Many of our most successful projects are at the intersection of deep learning and reinforcement learning (RL), also known as deep reinforcement learning. RLax is a library that provides useful building blocks for constructing RL agents.
The components in RLax cover a broad spectrum of algorithms and ideas: TD-learning, policy gradients, actor critics, MAP, proximal policy optimisation, non-linear value transformation, general value functions, and a number of exploration methods.
Although some introductory example agents are provided, RLax is not intended as a framework for building and deploying full RL agent systems. One example of a fully-featured agent framework that builds upon RLax components is Acme.
Testing is critical to software reliability and research code is no exception. Drawing scientific conclusions from research experiments requires being confident in the correctness of your code. Chex is a collection of testing utilities used by library authors to verify the common building blocks are correct and robust and by end-users to check their experimental code.
Chex provides an assortment of utilities including JAX-aware unit testing, assertions of properties of JAX datatypes, mocks and fakes, and multi-device test environments. Chex is used throughout DeepMind’s JAX Ecosystem and by external projects such as Coax and MineRL.
Graph neural networks (GNNs) are an exciting area of research with many promising applications. See, for instance, our recent work on traffic prediction in Google Maps and our work on physics simulation. Jraph (pronounced "giraffe") is a lightweight library to support working with GNNs in JAX.
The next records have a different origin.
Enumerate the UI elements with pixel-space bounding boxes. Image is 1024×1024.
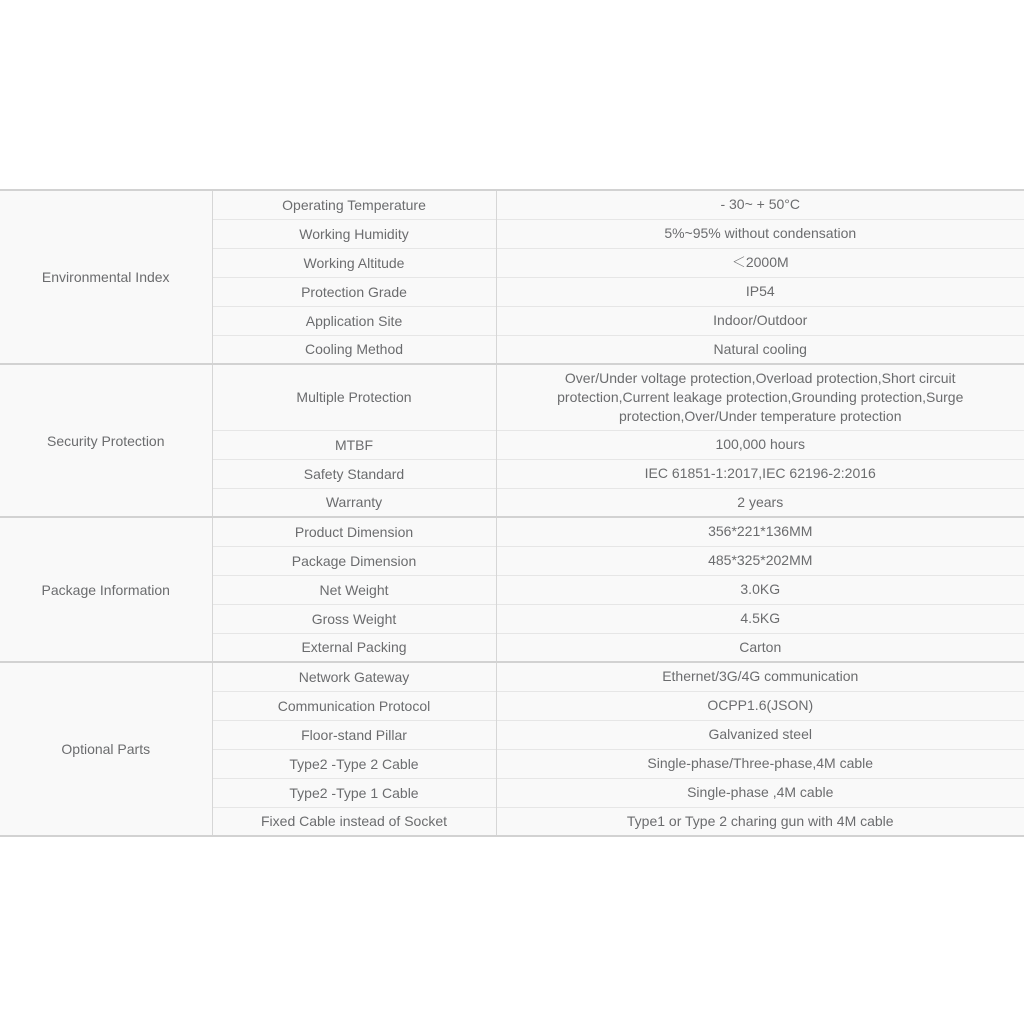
spec-name-cell: Application Site <box>212 306 496 335</box>
spec-value-cell <box>496 190 1024 219</box>
spec-value-cell <box>496 575 1024 604</box>
spec-value-text: 5%~95% without condensation <box>664 225 857 241</box>
spec-name-cell: Protection Grade <box>212 277 496 306</box>
spec-value-cell <box>496 749 1024 778</box>
spec-value-text: Single-phase/Three-phase,4M cable <box>647 755 874 771</box>
spec-name-cell: Floor-stand Pillar <box>212 720 496 749</box>
spec-value-text: Ethernet/3G/4G communication <box>662 668 859 685</box>
spec-value-cell <box>496 546 1024 575</box>
spec-value-text: 485*325*202MM <box>708 552 813 568</box>
spec-value-cell <box>496 633 1024 662</box>
spec-row <box>0 364 1024 430</box>
spec-name-cell: Communication Protocol <box>212 691 496 720</box>
spec-value-text: - 30~ + 50°C <box>720 196 801 213</box>
spec-name-cell: Operating Temperature <box>212 190 496 219</box>
spec-value-cell <box>496 430 1024 459</box>
spec-value-text: 2 years <box>737 493 784 510</box>
spec-value-text: Carton <box>739 638 782 655</box>
spec-value-cell <box>496 306 1024 335</box>
spec-row <box>0 190 1024 219</box>
spec-value-cell <box>496 691 1024 720</box>
spec-name-cell: Type2 -Type 2 Cable <box>212 749 496 778</box>
spec-value-cell <box>496 248 1024 277</box>
spec-value-text: Single-phase ,4M cable <box>687 784 834 800</box>
category-cell: Optional Parts <box>0 662 212 836</box>
spec-name-cell: Working Altitude <box>212 248 496 277</box>
spec-name-cell: Network Gateway <box>212 662 496 691</box>
spec-value-cell <box>496 335 1024 364</box>
spec-value-text: 4.5KG <box>740 610 781 626</box>
spec-value-text: IEC 61851-1:2017,IEC 62196-2:2016 <box>644 465 876 481</box>
spec-value-cell <box>496 720 1024 749</box>
spec-value-cell <box>496 807 1024 836</box>
spec-value-cell <box>496 778 1024 807</box>
spec-row <box>0 662 1024 691</box>
spec-name-cell: Multiple Protection <box>212 364 496 430</box>
spec-name-cell: Product Dimension <box>212 517 496 546</box>
spec-value-cell <box>496 662 1024 691</box>
spec-table <box>0 189 1024 837</box>
spec-name-cell: Cooling Method <box>212 335 496 364</box>
spec-value-cell <box>496 488 1024 517</box>
spec-value-text: Type1 or Type 2 charing gun with 4M cable <box>626 812 894 829</box>
spec-value-text: IP54 <box>745 283 775 299</box>
spec-name-cell: Package Dimension <box>212 546 496 575</box>
spec-table-body <box>0 190 1024 836</box>
spec-value-cell <box>496 277 1024 306</box>
spec-name-cell: Warranty <box>212 488 496 517</box>
spec-value-cell <box>496 364 1024 430</box>
category-cell: Package Information <box>0 517 212 662</box>
spec-name-cell: Type2 -Type 1 Cable <box>212 778 496 807</box>
spec-value-text: Indoor/Outdoor <box>713 312 808 328</box>
spec-name-cell: Working Humidity <box>212 219 496 248</box>
spec-name-cell: MTBF <box>212 430 496 459</box>
category-cell: Security Protection <box>0 364 212 517</box>
spec-value-cell <box>496 219 1024 248</box>
spec-value-text: 100,000 hours <box>715 436 806 452</box>
spec-value-cell <box>496 459 1024 488</box>
spec-value-cell <box>496 517 1024 546</box>
spec-value-text: Galvanized steel <box>708 726 812 742</box>
spec-value-text: Over/Under voltage protection,Overload protection,Short circuit protection,Current leakage protection,Grounding protection,Surge protection,Over/Under temperature protection <box>557 369 964 424</box>
spec-name-cell: Net Weight <box>212 575 496 604</box>
spec-value-text: OCPP1.6(JSON) <box>707 697 814 713</box>
spec-name-cell: Gross Weight <box>212 604 496 633</box>
spec-value-cell <box>496 604 1024 633</box>
spec-name-cell: Fixed Cable instead of Socket <box>212 807 496 836</box>
spec-name-cell: Safety Standard <box>212 459 496 488</box>
spec-row <box>0 517 1024 546</box>
spec-value-text: 3.0KG <box>740 581 781 597</box>
spec-name-cell: External Packing <box>212 633 496 662</box>
spec-value-text: ＜2000M <box>731 254 789 270</box>
spec-value-text: Natural cooling <box>713 340 807 357</box>
category-cell: Environmental Index <box>0 190 212 364</box>
spec-value-text: 356*221*136MM <box>708 523 813 540</box>
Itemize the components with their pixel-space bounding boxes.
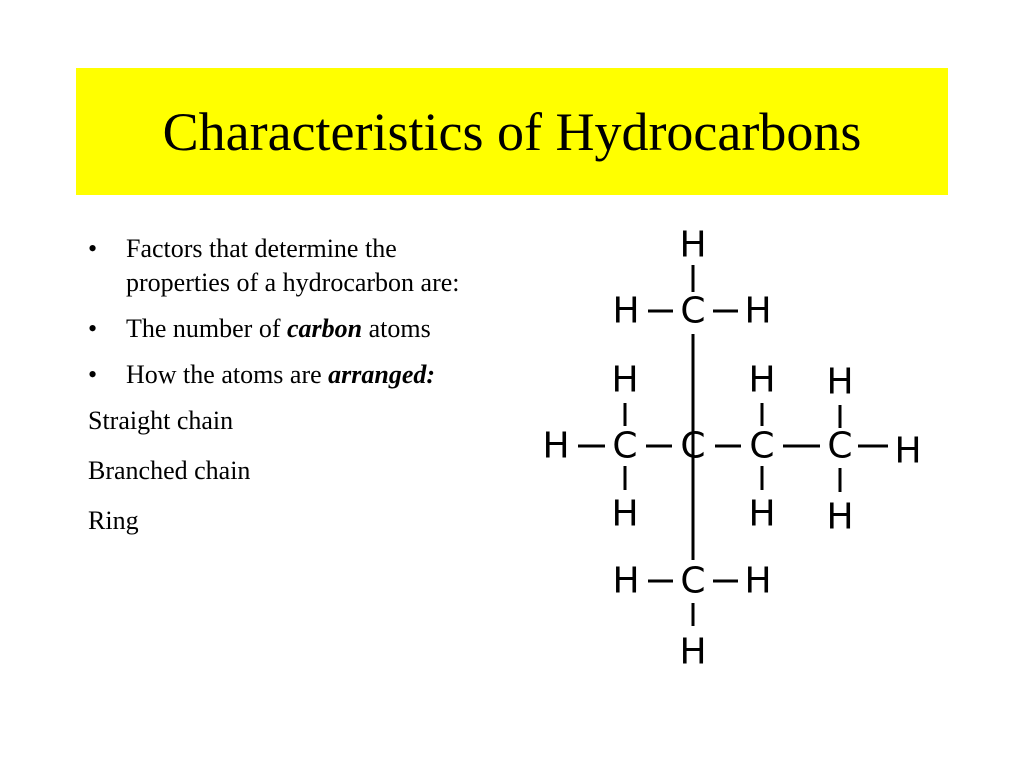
carbon-atom: C xyxy=(612,425,638,467)
hydrogen-atom: H xyxy=(679,224,707,266)
bullet-emphasis: arranged: xyxy=(328,360,436,389)
hydrogen-atom: H xyxy=(542,425,570,467)
hydrogen-atom: H xyxy=(744,560,772,602)
carbon-atom: C xyxy=(749,425,775,467)
title-banner xyxy=(76,68,948,195)
hydrogen-atom: H xyxy=(744,290,772,332)
bullet-dot-icon: • xyxy=(88,234,98,263)
bullet-dot-icon: • xyxy=(88,314,98,343)
bullet-text-pre: How the atoms are xyxy=(126,360,329,389)
bullet-list xyxy=(88,232,498,554)
bullet-text-post: atoms xyxy=(362,314,431,343)
bullet-dot-icon: • xyxy=(88,360,98,389)
atoms xyxy=(542,225,921,673)
hydrogen-atom: H xyxy=(826,361,854,403)
hydrogen-atom: H xyxy=(611,359,639,401)
bullet-emphasis: carbon xyxy=(287,314,363,343)
carbon-atom: C xyxy=(680,290,706,332)
arrangement-ring: Ring xyxy=(88,506,139,535)
hydrogen-atom: H xyxy=(611,493,639,535)
hydrogen-atom: H xyxy=(894,430,922,472)
carbon-atom: C xyxy=(680,425,706,467)
hydrogen-atom: H xyxy=(826,496,854,538)
bullet-text: Factors that determine the properties of a hydrocarbon are: xyxy=(126,234,460,297)
arrangement-straight-chain: Straight chain xyxy=(88,406,234,435)
carbon-atom: C xyxy=(680,560,706,602)
hydrogen-atom: H xyxy=(679,631,707,673)
slide-title: Characteristics of Hydrocarbons xyxy=(162,101,862,162)
bullet-item-arrangement xyxy=(88,358,498,392)
bullet-text-pre: The number of xyxy=(126,314,288,343)
carbon-atom: C xyxy=(827,425,853,467)
bullet-item-factors xyxy=(88,232,498,300)
hydrogen-atom: H xyxy=(612,560,640,602)
hydrogen-atom: H xyxy=(748,359,776,401)
bullet-item-carbon-atoms xyxy=(88,312,498,346)
arrangement-branched-chain: Branched chain xyxy=(88,456,251,485)
hydrogen-atom: H xyxy=(748,493,776,535)
hydrogen-atom: H xyxy=(612,290,640,332)
structural-formula-diagram xyxy=(530,220,940,680)
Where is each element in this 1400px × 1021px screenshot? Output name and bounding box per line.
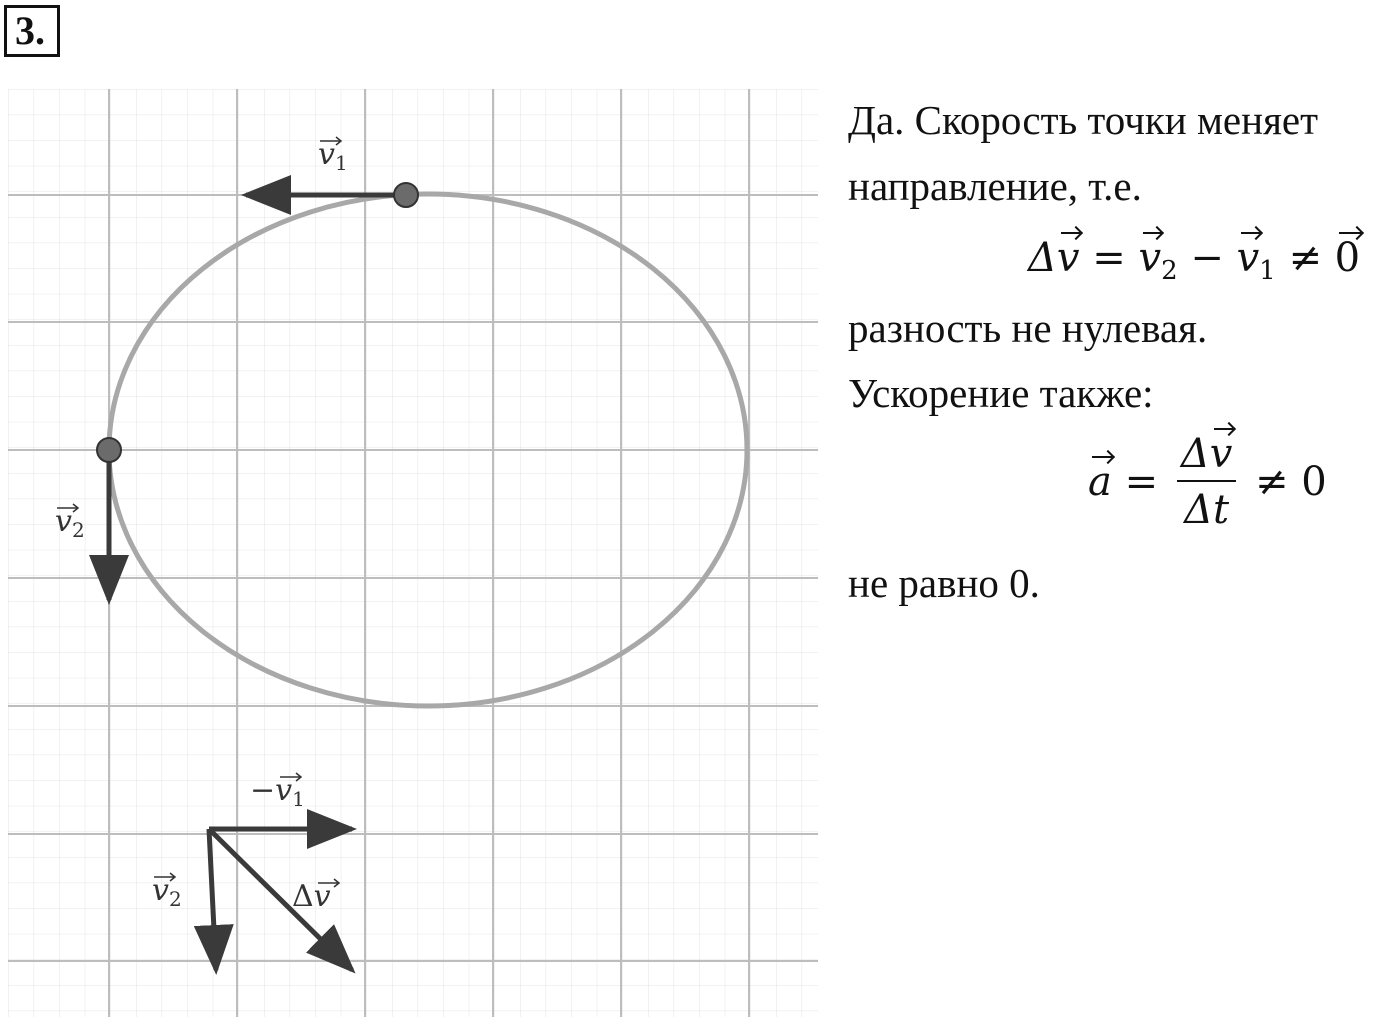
text-line-1: Да. Скорость точки меняет	[848, 97, 1319, 143]
f1-sub1: 1	[1259, 256, 1276, 286]
f2-a: a	[1088, 459, 1112, 505]
label-delta-v: Δv	[292, 879, 331, 914]
problem-number: 3.	[4, 5, 60, 57]
label-v2-left: $v_2$	[55, 504, 85, 542]
point-top	[394, 183, 418, 207]
text-line-4: Ускорение также:	[848, 370, 1154, 416]
f1-zero: 0	[1334, 235, 1361, 281]
f1-v: v	[1056, 235, 1080, 281]
formula-acceleration	[1088, 431, 1327, 533]
formula-velocity-difference	[1028, 235, 1361, 286]
f1-delta: Δ	[1028, 235, 1057, 281]
f2-num-v: v	[1209, 431, 1233, 477]
point-left	[97, 438, 121, 462]
f1-v2: v	[1138, 235, 1162, 281]
f2-den: Δt	[1184, 487, 1230, 533]
text-line-3: разность не нулевая.	[848, 305, 1208, 351]
f1-eq: =	[1092, 235, 1126, 281]
f2-eq: =	[1124, 459, 1159, 505]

Jraph provides a standardised data structure for graphs, a set of utilities for working with graphs, and a 'zoo' of easily forkable and extensible graph neural network models. Other key features include: batching of GraphTuples that efficiently leverage hardware accelerators, JIT-compilation support of variable-shaped graphs via padding and masking, and losses defined over input partitions. Like Optax and our other libraries, Jraph places no constraints on the user's choice of a neural network library.